Adidas aims for record sales with soccer-related products this year, as does Puma.
But last week, Adidas was challenged by its arch rival and U.S. bellwether Nike, which said it would extend its lead in sales in this category over Adidas, helped by new launches and a marketing blitz.
Adidas Chief Financial Officer Robin Stalker countered: "Soccer is ours. We will continue to dominate this market."
The company said it will raise its marketing budget modestly this year. It spends on average 13 to 13.5 percent of annual sales -- 10.4 billion euros in 2009.
Adidas bought Reebok in 2006 to boost its position in classic sportswear and compete better against Nike. But Reebok has been struggling, particularly in its North American home market and the turnaround has taken longer than planned.
"After four years of hard work, we can now see the first shoots of success," said Chief Executive Herbert Hainer.
Adidas hopes to return the Reebok brand to growth this year on the back of its latest toning products, like the EasyTone shoe -- a market which is seen growing strongly.
MOST DIFFICULT YEAR
Adidas CEO Hainer said 2009 had been the "the most difficult year" since he took the top job in 2001.
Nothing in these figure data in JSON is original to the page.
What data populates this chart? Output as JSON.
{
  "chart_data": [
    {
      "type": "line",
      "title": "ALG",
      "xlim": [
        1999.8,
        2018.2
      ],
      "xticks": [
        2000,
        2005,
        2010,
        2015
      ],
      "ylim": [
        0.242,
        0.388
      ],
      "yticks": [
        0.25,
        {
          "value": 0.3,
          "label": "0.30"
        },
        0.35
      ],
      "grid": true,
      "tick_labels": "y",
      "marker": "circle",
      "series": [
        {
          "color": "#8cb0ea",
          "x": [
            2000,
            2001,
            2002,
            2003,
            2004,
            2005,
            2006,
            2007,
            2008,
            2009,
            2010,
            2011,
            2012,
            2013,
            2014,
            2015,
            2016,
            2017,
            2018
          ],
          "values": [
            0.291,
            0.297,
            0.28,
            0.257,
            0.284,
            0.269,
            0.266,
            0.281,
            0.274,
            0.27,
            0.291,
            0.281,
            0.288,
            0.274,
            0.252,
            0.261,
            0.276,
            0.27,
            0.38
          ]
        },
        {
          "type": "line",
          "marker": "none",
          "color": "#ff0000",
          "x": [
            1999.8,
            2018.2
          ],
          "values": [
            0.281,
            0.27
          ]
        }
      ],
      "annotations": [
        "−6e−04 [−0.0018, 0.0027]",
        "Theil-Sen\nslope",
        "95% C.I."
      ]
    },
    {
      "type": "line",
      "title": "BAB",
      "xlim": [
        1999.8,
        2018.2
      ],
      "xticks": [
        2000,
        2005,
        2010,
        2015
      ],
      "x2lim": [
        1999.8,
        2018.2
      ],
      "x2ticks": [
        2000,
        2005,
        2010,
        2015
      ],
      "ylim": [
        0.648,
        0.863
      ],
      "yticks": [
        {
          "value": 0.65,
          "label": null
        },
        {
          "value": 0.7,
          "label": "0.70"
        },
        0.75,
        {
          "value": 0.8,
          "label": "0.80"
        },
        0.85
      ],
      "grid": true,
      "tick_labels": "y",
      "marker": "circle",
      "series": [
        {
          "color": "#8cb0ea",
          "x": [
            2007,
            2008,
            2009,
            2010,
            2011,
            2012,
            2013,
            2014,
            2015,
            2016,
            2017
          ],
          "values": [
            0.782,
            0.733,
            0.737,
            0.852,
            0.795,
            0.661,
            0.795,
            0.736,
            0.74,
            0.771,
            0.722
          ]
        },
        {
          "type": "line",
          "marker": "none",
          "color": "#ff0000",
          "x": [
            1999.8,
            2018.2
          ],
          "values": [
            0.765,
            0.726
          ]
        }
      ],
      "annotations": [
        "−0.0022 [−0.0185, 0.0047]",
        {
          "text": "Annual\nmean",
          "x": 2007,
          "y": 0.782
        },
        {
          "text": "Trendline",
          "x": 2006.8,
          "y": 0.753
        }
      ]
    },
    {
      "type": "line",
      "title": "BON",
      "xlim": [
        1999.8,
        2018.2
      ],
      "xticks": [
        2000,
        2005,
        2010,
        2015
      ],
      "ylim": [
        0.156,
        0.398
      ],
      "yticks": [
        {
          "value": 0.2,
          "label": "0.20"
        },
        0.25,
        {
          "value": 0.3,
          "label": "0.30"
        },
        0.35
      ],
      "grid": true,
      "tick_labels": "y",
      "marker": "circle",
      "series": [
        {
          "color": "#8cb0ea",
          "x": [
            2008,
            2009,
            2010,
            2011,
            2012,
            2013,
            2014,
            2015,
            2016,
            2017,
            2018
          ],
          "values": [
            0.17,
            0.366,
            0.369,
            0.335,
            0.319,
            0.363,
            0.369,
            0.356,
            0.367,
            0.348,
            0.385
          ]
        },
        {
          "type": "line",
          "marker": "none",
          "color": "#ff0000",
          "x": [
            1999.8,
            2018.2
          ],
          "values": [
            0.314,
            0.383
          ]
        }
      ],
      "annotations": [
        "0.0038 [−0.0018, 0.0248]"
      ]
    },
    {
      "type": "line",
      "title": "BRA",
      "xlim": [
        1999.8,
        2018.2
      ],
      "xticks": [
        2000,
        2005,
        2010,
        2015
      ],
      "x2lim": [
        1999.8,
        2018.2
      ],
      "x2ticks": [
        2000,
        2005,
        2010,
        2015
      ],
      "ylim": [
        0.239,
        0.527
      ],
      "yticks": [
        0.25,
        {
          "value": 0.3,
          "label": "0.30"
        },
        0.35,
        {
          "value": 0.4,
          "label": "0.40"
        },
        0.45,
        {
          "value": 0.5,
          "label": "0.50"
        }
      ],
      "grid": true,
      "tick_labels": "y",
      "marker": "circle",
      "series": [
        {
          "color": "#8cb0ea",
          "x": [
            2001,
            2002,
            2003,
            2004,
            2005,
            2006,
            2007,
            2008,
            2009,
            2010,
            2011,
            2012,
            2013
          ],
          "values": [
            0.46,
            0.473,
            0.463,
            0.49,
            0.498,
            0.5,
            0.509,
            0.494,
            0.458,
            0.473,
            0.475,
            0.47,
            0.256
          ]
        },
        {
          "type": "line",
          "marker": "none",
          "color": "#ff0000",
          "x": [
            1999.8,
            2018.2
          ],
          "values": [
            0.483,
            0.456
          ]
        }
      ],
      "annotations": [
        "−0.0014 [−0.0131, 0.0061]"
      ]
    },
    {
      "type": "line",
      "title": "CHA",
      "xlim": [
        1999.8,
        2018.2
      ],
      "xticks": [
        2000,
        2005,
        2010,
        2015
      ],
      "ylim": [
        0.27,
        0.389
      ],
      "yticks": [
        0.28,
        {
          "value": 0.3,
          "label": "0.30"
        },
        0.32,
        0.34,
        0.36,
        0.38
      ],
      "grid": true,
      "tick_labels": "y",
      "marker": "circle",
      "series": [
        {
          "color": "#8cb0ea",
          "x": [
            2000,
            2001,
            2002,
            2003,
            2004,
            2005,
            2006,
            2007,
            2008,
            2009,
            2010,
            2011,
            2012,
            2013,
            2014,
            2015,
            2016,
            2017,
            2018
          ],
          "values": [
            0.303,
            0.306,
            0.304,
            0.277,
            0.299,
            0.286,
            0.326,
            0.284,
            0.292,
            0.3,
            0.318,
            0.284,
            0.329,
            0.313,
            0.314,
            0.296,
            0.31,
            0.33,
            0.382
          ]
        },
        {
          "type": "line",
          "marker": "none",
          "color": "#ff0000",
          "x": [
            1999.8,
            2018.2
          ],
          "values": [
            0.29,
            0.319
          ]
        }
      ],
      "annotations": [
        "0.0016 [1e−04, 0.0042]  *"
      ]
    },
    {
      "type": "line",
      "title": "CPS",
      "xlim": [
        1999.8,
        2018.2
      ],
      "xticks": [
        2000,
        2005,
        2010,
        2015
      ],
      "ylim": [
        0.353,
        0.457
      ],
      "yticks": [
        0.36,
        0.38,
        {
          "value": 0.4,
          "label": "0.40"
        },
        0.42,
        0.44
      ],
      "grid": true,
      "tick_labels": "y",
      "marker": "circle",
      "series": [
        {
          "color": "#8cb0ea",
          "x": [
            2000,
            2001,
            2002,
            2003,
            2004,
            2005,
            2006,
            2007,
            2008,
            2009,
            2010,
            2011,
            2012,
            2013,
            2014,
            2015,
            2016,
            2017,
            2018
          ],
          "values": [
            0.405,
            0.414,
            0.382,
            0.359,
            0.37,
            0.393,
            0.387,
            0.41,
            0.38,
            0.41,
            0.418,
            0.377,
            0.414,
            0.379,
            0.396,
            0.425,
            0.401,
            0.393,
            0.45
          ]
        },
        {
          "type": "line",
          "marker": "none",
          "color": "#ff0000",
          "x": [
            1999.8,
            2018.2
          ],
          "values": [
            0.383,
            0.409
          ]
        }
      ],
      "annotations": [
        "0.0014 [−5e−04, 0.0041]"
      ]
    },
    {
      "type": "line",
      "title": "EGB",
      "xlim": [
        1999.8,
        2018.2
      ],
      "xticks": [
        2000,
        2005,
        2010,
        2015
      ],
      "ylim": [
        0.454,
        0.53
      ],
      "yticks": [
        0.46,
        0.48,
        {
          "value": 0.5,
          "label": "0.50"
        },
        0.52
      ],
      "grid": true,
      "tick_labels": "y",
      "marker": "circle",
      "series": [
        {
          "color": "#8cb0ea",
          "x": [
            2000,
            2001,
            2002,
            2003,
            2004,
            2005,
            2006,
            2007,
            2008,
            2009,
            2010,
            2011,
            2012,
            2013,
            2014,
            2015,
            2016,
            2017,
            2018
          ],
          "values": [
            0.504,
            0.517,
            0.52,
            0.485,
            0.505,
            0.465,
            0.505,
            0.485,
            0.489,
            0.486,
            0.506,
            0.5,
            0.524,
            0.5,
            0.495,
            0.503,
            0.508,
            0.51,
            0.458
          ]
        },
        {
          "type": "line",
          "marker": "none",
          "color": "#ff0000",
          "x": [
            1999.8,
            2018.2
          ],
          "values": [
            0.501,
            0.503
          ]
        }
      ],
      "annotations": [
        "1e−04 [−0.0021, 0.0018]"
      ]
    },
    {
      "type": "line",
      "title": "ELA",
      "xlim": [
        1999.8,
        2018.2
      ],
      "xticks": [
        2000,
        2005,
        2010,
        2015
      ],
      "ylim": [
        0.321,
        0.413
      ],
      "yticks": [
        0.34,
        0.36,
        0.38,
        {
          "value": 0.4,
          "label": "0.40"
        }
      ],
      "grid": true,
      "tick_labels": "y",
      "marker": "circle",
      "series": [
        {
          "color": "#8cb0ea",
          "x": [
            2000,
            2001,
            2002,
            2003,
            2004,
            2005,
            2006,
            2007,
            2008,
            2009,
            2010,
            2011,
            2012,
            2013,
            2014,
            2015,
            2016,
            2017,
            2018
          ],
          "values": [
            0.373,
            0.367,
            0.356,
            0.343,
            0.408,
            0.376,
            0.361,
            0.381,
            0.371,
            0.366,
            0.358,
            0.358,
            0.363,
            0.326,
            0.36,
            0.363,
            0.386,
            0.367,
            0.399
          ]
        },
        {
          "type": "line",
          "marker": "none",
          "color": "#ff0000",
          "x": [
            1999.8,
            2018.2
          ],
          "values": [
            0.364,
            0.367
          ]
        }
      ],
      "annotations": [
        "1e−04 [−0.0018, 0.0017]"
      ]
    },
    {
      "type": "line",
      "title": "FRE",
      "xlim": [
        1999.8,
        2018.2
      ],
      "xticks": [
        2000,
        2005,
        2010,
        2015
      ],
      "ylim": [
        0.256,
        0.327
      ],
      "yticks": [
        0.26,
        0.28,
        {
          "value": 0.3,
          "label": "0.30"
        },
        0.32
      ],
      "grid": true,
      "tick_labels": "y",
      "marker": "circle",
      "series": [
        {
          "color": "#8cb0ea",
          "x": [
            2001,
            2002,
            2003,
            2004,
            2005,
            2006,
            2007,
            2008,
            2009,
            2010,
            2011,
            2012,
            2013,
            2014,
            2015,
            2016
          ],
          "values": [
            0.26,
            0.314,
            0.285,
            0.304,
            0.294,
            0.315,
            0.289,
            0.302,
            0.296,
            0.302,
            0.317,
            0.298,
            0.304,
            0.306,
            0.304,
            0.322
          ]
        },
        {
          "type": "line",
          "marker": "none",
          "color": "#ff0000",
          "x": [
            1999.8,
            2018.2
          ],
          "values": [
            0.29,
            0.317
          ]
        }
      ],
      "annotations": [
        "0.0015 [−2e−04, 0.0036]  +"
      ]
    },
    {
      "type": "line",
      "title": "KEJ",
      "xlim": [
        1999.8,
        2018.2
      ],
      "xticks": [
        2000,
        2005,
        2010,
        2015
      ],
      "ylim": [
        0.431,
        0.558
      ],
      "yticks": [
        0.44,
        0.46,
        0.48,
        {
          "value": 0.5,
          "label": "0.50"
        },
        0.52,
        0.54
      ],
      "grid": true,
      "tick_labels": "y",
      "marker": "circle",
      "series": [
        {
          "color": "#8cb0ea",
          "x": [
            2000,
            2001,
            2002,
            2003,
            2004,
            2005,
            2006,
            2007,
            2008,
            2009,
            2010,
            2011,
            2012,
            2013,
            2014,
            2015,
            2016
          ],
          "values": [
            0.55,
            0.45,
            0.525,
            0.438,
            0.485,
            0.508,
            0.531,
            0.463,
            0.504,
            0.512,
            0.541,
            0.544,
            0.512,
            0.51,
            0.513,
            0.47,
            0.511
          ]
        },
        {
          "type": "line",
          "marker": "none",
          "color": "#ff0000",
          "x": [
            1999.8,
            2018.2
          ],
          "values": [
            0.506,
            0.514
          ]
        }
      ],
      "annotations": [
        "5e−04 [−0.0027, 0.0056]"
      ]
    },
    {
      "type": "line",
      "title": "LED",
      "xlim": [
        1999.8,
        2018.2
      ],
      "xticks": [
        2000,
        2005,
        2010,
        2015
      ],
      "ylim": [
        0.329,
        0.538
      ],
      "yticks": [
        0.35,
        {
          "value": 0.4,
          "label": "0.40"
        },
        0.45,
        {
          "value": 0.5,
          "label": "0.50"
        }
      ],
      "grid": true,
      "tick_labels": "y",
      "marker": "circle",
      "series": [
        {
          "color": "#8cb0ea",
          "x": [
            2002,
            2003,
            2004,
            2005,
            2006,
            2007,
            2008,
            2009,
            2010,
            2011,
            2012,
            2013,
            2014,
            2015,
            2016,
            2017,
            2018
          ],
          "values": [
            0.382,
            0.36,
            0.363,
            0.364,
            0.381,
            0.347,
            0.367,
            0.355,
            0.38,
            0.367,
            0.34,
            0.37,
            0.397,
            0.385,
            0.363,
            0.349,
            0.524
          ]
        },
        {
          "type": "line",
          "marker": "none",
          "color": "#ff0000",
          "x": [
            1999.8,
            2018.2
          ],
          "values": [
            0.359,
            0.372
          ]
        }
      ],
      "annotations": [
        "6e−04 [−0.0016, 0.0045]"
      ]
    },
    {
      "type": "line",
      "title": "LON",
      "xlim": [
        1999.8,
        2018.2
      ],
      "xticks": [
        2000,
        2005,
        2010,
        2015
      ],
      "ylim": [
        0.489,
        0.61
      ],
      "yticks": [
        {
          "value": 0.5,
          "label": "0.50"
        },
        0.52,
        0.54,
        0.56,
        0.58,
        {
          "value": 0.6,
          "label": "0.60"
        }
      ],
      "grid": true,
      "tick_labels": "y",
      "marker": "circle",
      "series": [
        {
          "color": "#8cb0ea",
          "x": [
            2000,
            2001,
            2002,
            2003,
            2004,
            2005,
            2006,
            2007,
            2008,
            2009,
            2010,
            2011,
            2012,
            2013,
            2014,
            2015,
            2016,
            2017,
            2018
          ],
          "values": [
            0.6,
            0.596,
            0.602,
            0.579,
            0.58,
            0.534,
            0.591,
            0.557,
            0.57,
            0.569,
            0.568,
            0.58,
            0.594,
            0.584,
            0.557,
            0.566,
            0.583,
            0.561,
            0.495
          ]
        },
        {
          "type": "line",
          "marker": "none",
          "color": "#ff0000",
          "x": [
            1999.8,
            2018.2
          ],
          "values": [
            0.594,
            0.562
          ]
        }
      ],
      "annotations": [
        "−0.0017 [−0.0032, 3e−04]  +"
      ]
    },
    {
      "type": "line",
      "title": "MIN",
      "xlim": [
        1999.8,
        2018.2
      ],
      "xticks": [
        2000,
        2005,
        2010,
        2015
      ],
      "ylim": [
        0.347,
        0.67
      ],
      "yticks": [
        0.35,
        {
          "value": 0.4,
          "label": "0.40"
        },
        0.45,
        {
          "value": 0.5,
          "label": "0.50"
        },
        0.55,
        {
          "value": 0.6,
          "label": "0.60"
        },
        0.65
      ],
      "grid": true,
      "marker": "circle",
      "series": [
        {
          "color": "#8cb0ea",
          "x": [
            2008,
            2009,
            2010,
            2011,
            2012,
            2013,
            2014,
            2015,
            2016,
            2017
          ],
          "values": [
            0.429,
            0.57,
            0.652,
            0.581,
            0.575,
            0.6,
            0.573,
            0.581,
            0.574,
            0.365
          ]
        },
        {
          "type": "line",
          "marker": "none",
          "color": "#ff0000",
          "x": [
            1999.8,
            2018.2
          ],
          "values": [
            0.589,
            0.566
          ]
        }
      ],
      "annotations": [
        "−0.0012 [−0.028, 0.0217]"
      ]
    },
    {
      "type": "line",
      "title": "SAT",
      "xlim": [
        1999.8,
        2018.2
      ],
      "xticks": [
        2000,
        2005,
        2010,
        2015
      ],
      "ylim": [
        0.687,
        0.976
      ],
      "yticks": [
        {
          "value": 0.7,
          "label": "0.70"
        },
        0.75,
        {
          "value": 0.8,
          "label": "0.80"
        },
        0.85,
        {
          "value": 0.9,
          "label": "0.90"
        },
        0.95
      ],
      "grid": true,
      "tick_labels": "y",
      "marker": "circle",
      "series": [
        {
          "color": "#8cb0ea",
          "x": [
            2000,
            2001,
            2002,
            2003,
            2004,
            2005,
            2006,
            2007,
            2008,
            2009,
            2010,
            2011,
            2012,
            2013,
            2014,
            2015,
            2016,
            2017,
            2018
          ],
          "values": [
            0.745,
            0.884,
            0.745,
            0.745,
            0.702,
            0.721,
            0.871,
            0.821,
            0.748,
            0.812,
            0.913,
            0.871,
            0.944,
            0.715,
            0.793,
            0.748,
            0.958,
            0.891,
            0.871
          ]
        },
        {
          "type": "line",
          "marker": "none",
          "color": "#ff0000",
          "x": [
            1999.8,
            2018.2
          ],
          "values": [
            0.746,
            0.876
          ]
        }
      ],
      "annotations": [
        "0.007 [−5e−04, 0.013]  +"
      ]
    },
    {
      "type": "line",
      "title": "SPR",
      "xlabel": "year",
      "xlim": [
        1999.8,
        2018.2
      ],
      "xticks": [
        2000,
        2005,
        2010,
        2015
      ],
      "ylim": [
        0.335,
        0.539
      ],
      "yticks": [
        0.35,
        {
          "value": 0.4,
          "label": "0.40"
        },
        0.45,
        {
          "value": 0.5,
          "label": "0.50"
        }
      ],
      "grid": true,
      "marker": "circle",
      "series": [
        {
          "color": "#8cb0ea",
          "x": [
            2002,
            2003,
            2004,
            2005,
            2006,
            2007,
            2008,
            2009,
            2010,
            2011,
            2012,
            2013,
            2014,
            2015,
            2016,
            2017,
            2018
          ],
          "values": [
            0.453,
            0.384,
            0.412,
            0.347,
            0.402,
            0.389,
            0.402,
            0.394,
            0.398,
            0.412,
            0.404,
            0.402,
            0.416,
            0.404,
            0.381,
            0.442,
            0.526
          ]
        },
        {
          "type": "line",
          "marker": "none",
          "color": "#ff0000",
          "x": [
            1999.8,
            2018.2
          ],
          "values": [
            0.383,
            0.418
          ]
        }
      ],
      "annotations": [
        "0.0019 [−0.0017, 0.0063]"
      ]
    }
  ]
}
Nike, Adidas and Puma have been hit hard by the economic downturn as consumers cut back on extra spending, which the companies have tried to counter by slashing costs.
Adidas has cut jobs, closed regional offices and some stores and aims to save more than 100 million euros annually from 2010.
Restructuring charges along with higher marketing and input costs left a mark on its fourth-quarter earnings.
Adidas, known for its distinctive three stripes logo, posted a 60.6 percent drop in fourth-quarter operating profit to 42 million euros, missing the average estimate of 66 million euros in a Reuters poll of analysts.
The company proposed a 2009 dividend of 0.35 euro per share against 0.50 for 2008
Adidas shares trade at 15.3 times 12-month forward earnings, at a discount to Nike, which trades at a multiple of almost 17, as investors remain wary of Reebok's performance.